Tony Woodlief | Author

The Imp

We are potty training the imp. Our method has always been to let the child run about naked from the waist down, so that when the need hits there is an immediate awareness of no diaper. This means lately I’ve been greeted when I get home by a chubby little monkey in a sweatshirt and socks. “Hi Dad!”

“Isaac!” I like to kid him, “where’s your pants?”

“I don’t know!”

The training has been stretched out because we’re trying to sell our house, which means we get frequent calls informing us that we have to turn on all the lights and vacate the premises. No, we aren’t leaving the state, just this neighborhood. We have our sights set on a place that is more . . . us.

The point is, we have stretched out this boy’s potty training for too long. He now has no compunction about leaving little puddles — because he can’t just pee it all out at once — scattered about the kitchen. It’s like having a puppy, only a puppy can’t climb atop a table and jump up and down on it like a raving lunatic until it crashes to its side, landing (of course) on his fingers so that he has to get his first x-ray before he can say: “emergency room co-pay.”

But, there were Winnie-the-Pooh stickers involved, as well as a couple of pretty x-ray machine ladies who thought the boy was absolutely the cutest thing they had ever seen, so in the end I don’t think he learned a thing from the disaster, except that when you say “goodbye, ladies” to pretty x-ray machine women, they’re likely to come chasing after you to give you one more hug and another Winnie-the-Pooh sticker for good measure.

The primary reason we like to get our youngsters potty-trained around two years-old is very simple: the diapers are appalling. Especially for the imp, who is in the 3rd percentile for height, and the 96th percentile for weight. He’s not fat, but he is a thick chunk of barreling, screaming baby flesh. It takes a lot of food to sustain those numbers and that energy level.

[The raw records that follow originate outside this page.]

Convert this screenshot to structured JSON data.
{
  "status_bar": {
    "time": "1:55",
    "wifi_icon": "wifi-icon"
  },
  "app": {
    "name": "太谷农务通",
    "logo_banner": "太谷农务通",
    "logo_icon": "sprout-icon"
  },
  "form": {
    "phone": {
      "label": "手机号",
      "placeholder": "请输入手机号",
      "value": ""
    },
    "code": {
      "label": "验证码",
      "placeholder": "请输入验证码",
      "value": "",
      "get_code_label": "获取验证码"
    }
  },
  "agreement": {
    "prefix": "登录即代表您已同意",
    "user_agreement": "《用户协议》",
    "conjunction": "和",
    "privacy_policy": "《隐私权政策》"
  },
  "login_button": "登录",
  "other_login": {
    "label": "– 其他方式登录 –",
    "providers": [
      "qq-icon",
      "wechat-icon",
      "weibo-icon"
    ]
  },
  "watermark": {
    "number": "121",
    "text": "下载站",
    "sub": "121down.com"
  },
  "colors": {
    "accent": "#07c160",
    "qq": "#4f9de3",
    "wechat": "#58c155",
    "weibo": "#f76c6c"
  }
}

His mother’s been teaching him exclamations that are acceptable alternatives to what he’s picked up from Dad. So, to tie it all up and let you get back to your Saturday, I’ve got the boy on the changing table, and we’re dealing with a Level 5 Hazmat disaster. As the wave of odor hits, I search my vocabulary for something that won’t earn me a smack upside my head from the wife, and, in a poop-inflicted stupor, I simply utter: “Oh!” Isaac takes this as his cue to teach me a few phrases.

“Oh boy! Oh bodder (bother)! Oh goodness! Oh mercy! Oh poo!”

“Amen to that,” I mutter.

“Amen!”

I’ve never had a child so cute and such a terror all wrapped up in the same hyperactive bundle. He can’t walk anywhere, he has to run. He can’t speak, he has to shout. Food isn’t eaten, it’s gobbled. He even tackles sleep like it’s a bear that must be wrestled to submission. Everything is an adventure, in his eyes. It’s a good way to see the world.